AGI(汎用人工知能)の足音と「根本的な豊かさ」
ハサビス氏が次に見据えるのは、「AGI(Artificial General Intelligence:汎用人工知能)」の実現です。これは、特定の作業に特化した現在のAIとは異なり、人間のように様々な課題を理解し、解決できるAIを指します。彼は、このAGIが今後5年から10年以内に実現する可能性があると述べています。
AGIが実現すれば、社会は根底から変わると予測されています。ハサビス氏は、その未来を「根本的な豊かさ(radical abundance)」の時代と表現します。難病の治療法発見、クリーンな核融合エネルギーの実現、画期的な新素材の開発など、これまで人類が直面してきた多くの難問が解決され、物資やサービスが潤沢に行き渡る社会が訪れるかもしれない、というビジョンです。
「産業革命の10倍速い変化」が意味する課題
しかし、その変化は非常に急激なものになります。ハサビス氏は「産業革命の10倍の規模で、かつ10倍の速さで進むかもしれない」と警告します。産業革命が社会に大きな富をもたらした一方で、労働問題や環境破壊、格差の拡大といった深刻な混乱も引き起こしました。その10倍のインパクトを持つ変化が、10倍のスピードで訪れるとすれば、社会がそれに適応するのは容易ではありません。
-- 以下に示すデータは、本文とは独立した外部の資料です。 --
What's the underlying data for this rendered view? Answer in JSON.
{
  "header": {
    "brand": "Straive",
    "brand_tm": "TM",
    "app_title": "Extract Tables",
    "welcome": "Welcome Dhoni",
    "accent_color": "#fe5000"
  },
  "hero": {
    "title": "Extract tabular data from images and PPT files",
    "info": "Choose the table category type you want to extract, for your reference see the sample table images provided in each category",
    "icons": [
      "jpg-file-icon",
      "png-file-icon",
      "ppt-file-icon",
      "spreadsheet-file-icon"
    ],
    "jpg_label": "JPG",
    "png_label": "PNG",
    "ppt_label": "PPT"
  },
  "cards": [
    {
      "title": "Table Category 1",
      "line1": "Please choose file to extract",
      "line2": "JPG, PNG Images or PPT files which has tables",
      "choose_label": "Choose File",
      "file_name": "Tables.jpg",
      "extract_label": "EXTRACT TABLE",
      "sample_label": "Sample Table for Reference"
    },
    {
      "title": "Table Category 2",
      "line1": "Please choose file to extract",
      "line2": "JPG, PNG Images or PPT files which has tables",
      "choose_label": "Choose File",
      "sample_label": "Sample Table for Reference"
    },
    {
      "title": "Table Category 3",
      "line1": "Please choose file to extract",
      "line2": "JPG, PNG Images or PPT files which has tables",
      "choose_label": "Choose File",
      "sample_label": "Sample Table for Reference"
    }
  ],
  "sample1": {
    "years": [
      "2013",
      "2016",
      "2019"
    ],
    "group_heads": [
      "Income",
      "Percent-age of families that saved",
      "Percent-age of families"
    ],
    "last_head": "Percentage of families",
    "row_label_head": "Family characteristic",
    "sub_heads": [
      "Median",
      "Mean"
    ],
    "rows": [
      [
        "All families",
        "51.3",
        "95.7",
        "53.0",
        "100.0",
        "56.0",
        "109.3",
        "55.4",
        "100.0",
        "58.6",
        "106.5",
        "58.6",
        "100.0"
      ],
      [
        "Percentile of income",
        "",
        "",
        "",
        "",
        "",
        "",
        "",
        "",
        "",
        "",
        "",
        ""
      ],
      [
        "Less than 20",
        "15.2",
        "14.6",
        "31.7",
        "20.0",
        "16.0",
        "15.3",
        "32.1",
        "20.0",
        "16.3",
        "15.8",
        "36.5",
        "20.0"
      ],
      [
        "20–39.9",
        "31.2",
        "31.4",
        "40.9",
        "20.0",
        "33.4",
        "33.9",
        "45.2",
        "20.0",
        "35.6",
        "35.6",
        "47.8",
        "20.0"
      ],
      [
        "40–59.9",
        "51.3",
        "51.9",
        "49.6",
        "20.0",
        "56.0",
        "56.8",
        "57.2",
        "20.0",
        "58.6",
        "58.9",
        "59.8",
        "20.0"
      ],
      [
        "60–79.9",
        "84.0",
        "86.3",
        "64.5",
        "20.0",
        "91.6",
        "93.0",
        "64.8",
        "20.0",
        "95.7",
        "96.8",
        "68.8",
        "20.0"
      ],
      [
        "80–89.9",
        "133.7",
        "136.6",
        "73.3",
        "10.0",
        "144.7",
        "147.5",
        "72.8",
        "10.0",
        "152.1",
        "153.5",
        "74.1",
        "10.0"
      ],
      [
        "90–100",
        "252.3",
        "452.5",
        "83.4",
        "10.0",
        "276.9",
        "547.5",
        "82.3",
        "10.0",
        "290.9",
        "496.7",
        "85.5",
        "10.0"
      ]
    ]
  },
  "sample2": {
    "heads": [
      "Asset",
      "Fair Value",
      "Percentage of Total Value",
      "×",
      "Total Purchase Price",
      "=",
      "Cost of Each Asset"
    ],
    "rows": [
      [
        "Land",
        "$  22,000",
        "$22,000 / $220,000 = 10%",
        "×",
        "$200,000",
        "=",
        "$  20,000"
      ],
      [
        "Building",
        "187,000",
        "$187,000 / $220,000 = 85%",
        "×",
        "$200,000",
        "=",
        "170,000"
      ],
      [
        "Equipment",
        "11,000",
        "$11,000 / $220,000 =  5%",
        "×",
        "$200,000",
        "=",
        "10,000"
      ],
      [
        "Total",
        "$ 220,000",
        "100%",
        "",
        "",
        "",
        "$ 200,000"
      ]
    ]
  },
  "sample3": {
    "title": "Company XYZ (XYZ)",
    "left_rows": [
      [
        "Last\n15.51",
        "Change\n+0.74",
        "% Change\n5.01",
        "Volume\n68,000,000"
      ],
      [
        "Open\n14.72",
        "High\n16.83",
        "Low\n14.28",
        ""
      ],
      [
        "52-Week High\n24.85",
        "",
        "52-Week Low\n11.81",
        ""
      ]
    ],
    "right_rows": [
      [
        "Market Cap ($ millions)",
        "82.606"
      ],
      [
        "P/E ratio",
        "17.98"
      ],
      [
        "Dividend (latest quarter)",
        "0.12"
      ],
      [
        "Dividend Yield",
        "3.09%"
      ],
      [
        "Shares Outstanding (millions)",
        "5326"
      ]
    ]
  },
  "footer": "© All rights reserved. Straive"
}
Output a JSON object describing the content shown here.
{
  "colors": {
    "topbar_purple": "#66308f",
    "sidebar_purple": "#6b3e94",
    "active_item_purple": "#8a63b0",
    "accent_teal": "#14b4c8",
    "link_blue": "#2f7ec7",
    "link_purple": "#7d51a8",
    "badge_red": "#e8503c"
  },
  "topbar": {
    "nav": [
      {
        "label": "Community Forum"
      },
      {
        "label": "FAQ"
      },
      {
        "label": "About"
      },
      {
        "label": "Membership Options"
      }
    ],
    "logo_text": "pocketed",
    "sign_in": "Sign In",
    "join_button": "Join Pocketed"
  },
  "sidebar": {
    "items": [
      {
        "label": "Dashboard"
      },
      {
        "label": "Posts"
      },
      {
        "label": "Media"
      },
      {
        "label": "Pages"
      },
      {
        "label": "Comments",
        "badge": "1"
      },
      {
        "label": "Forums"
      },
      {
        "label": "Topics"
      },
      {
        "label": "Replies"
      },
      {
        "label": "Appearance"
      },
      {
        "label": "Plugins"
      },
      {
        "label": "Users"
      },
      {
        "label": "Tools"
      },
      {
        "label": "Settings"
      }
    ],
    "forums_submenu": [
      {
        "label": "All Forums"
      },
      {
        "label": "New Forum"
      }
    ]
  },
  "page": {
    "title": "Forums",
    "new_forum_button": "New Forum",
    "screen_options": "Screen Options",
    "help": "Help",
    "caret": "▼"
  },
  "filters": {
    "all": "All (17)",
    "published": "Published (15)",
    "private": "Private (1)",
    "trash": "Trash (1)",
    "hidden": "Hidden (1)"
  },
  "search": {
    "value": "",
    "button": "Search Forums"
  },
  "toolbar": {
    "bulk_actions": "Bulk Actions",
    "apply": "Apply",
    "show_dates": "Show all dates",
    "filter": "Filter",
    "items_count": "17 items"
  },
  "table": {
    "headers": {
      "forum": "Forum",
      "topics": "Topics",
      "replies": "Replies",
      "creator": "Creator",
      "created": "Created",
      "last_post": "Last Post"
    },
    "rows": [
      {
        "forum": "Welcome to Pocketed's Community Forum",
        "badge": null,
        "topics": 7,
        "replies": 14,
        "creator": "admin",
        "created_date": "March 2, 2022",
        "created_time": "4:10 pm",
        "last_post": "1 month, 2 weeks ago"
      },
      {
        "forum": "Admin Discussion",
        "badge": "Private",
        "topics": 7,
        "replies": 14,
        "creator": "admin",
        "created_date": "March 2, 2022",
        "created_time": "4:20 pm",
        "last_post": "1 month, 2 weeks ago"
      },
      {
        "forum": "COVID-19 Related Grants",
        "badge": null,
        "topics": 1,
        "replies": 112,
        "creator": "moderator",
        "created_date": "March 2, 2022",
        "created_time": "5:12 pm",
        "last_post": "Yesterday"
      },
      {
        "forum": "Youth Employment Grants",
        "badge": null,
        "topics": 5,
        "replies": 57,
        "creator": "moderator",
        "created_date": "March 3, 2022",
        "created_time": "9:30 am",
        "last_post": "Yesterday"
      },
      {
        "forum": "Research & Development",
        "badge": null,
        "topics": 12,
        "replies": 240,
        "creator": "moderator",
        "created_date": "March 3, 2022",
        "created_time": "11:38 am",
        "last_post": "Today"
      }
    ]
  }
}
ハサビス氏自身も、以下のような重大な課題を認識しています。
- 雇用の喪失: AIが人間の仕事を代替することで、大規模な失業が発生する可能性があります。
- 富の分配: AIが生み出す莫大な富が、一部の企業や個人に独占され、格差がさらに拡大する恐れがあります。
- エネルギー消費: 高度なAIを動かすには膨大な電力が必要であり、気候変動への影響が懸念されます。
- 偽情報とディープフェイク: AIが悪用され、本物と見分けがつかない偽のニュースや動画が社会を混乱させるリスクがあります。
加速する開発競争とハサビス氏の本音
2022年にOpenAIがChatGPTを公開して以降、AI開発競争は一気に激化しました。この状況について、ハサビス氏は興味深い本音を漏らしています。
「もし私にやり方を選ばせてもらえるなら、私たちはAIを研究室にもっと長く留めておき、AlphaFoldのような(人類に有益な)ことをもっとやったでしょう。例えば、がんを治すとか、そういうことをです。」
この言葉からは、技術の可能性を追求する科学者として、その影響力を十分に理解しているからこそ、性急な社会実装には慎重でありたいという彼の姿勢がうかがえます。しかし、競争の現実はそれを許さず、GoogleもAI技術をあらゆるサービスに統合する道を進んでいます。
まとめ
デミス・ハサビス氏の言葉から見えてくるのは、AIがもたらす未来が、素晴らしい可能性と深刻なリスクの両方をはらんでいるという事実です。彼は自らを「慎重な楽観主義者」と呼び、人類の創意工夫を信じつつも、変化の速さに警鐘を鳴らしています。
「産業革命の10倍速い」変化の時代を目前にして、私たちはAIという強力なツールとどう向き合うべきなのでしょうか。その恩恵を最大化し、リスクを最小化するためには、技術者だけでなく、私たち一人ひとりがその光と影を理解し、社会全体で未来のあり方を議論していくことが不可欠です。本稿が、そのための第一歩となれば幸いです。